Early on, Henry Ford’s vision for his Museum and Village was to provide hands-on learning opportunities for students. His philosophy of education was “learn to do by doing.” He believed that “by looking at the things that people used and how they lived, a better and truer impression can be gained than could be had in a month of reading.” It was a way of learning that Ford had experienced during his own childhood, and the way, in fact, that he himself learned best. In Henry Ford’s Edison Institute schools, students would learn not only from books, but also from objects and hands-on experiences.
Henry Ford’s School
In September 1929, Henry Ford’s Edison Institute school system began at Scotch Settlement School in Greenfield Village, with 32 grade school children. Students were taught using both traditional and progressive methods. Standard academic subjects like reading, arithmetic, geography, and science were at the core of their studies. Pupils also used the artifacts and many of the historic buildings in the village for practical learning. Girls learned housekeeping skills while boys got experience operating machinery. Only when visitors pressed for regular access was the Village formally opened to the public. Ford made it clear that, despite the presence of paying guests, there was no place off-limits to the schoolchildren.
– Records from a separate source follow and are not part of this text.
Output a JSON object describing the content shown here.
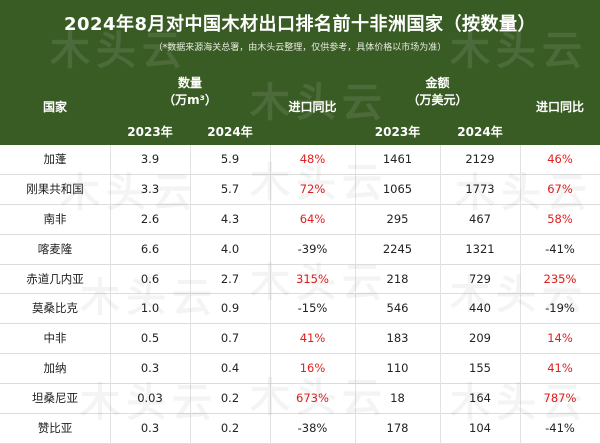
{
  "title": "2024年8月对中国木材出口排名前十非洲国家（按数量）",
  "subtitle": "（*数据来源海关总署，由木头云整理，仅供参考，具体价格以市场为准）",
  "watermark": "木头云",
  "colors": {
    "header_bg": "#395b24",
    "increase": "#e02020"
  },
  "headers": {
    "country": "国家",
    "quantity": "数量",
    "quantity_unit": "（万m³）",
    "yoy_quantity": "进口同比",
    "amount": "金额",
    "amount_unit": "（万美元）",
    "yoy_amount": "进口同比",
    "q_2023": "2023年",
    "q_2024": "2024年",
    "a_2023": "2023年",
    "a_2024": "2024年"
  },
  "rows": [
    {
      "country": "加蓬",
      "q2023": "3.9",
      "q2024": "5.9",
      "q_yoy": "48%",
      "q_up": true,
      "a2023": "1461",
      "a2024": "2129",
      "a_yoy": "46%",
      "a_up": true
    },
    {
      "country": "刚果共和国",
      "q2023": "3.3",
      "q2024": "5.7",
      "q_yoy": "72%",
      "q_up": true,
      "a2023": "1065",
      "a2024": "1773",
      "a_yoy": "67%",
      "a_up": true
    },
    {
      "country": "南非",
      "q2023": "2.6",
      "q2024": "4.3",
      "q_yoy": "64%",
      "q_up": true,
      "a2023": "295",
      "a2024": "467",
      "a_yoy": "58%",
      "a_up": true
    },
    {
      "country": "喀麦隆",
      "q2023": "6.6",
      "q2024": "4.0",
      "q_yoy": "-39%",
      "q_up": false,
      "a2023": "2245",
      "a2024": "1321",
      "a_yoy": "-41%",
      "a_up": false
    },
    {
      "country": "赤道几内亚",
      "q2023": "0.6",
      "q2024": "2.7",
      "q_yoy": "315%",
      "q_up": true,
      "a2023": "218",
      "a2024": "729",
      "a_yoy": "235%",
      "a_up": true
    },
    {
      "country": "莫桑比克",
      "q2023": "1.0",
      "q2024": "0.9",
      "q_yoy": "-15%",
      "q_up": false,
      "a2023": "546",
      "a2024": "440",
      "a_yoy": "-19%",
      "a_up": false
    },
    {
      "country": "中非",
      "q2023": "0.5",
      "q2024": "0.7",
      "q_yoy": "41%",
      "q_up": true,
      "a2023": "183",
      "a2024": "209",
      "a_yoy": "14%",
      "a_up": true
    },
    {
      "country": "加纳",
      "q2023": "0.3",
      "q2024": "0.4",
      "q_yoy": "16%",
      "q_up": true,
      "a2023": "110",
      "a2024": "155",
      "a_yoy": "41%",
      "a_up": true
    },
    {
      "country": "坦桑尼亚",
      "q2023": "0.03",
      "q2024": "0.2",
      "q_yoy": "673%",
      "q_up": true,
      "a2023": "18",
      "a2024": "164",
      "a_yoy": "787%",
      "a_up": true
    },
    {
      "country": "赞比亚",
      "q2023": "0.3",
      "q2024": "0.2",
      "q_yoy": "-38%",
      "q_up": false,
      "a2023": "178",
      "a2024": "104",
      "a_yoy": "-41%",
      "a_up": false
    }
  ]
}
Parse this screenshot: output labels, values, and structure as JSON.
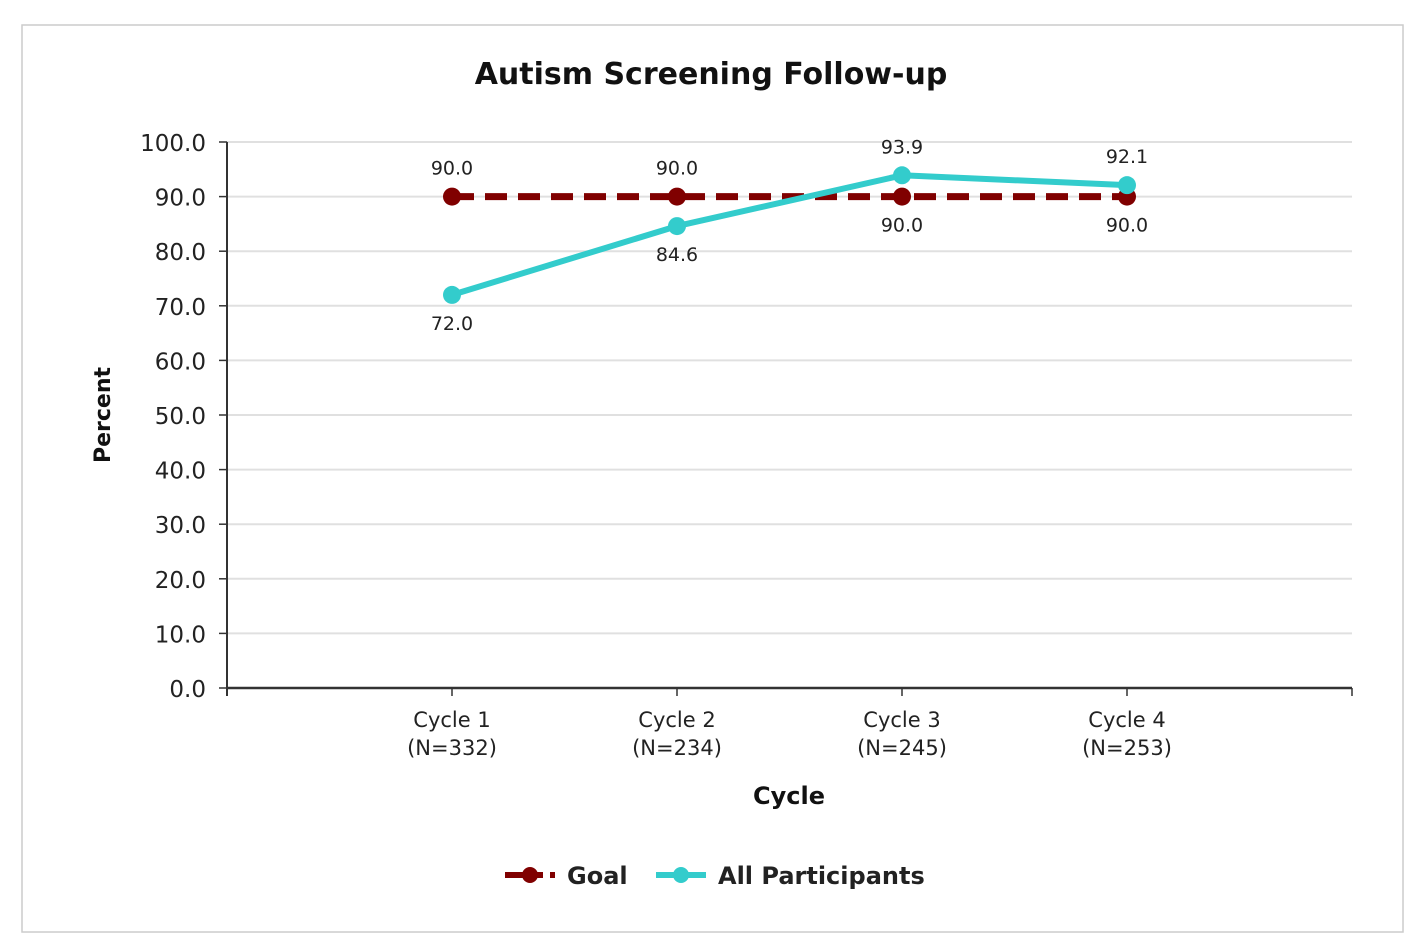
{
  "chart_data": {
    "type": "line",
    "title": "Autism Screening Follow-up",
    "xlabel": "Cycle",
    "ylabel": "Percent",
    "ylim": [
      0,
      100
    ],
    "yticks": [
      "0.0",
      "10.0",
      "20.0",
      "30.0",
      "40.0",
      "50.0",
      "60.0",
      "70.0",
      "80.0",
      "90.0",
      "100.0"
    ],
    "categories": [
      {
        "line1": "Cycle 1",
        "line2": "(N=332)"
      },
      {
        "line1": "Cycle 2",
        "line2": "(N=234)"
      },
      {
        "line1": "Cycle 3",
        "line2": "(N=245)"
      },
      {
        "line1": "Cycle 4",
        "line2": "(N=253)"
      }
    ],
    "series": [
      {
        "name": "Goal",
        "color": "#800000",
        "dashed": true,
        "values": [
          90.0,
          90.0,
          90.0,
          90.0
        ],
        "labels": [
          "90.0",
          "90.0",
          "90.0",
          "90.0"
        ],
        "label_pos": [
          "above",
          "above",
          "below",
          "below"
        ]
      },
      {
        "name": "All Participants",
        "color": "#33cccc",
        "dashed": false,
        "values": [
          72.0,
          84.6,
          93.9,
          92.1
        ],
        "labels": [
          "72.0",
          "84.6",
          "93.9",
          "92.1"
        ],
        "label_pos": [
          "below",
          "below",
          "above",
          "above"
        ]
      }
    ],
    "grid": true,
    "legend": "bottom-center"
  }
}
Education Through Experience
As the original students grew older, grades and buildings were added to accommodate them and other students who attended the school. A high school with classrooms in the Museum was added in 1934, with the first graduating class in 1937. The Edison Institute of Technology—a work-study engineering college—was added in 1937, with classes and labs in the Recreation Building (later called Lovett Hall). Many historic buildings in Greenfield Village accommodated full-time student activities. It was “education through experience” everywhere.
At its peak in 1940, 300 students were enrolled in the Edison Institute Schools. This school system also came to include rural schools in other parts of Michigan and other regions of the United States as well as in England and Brazil.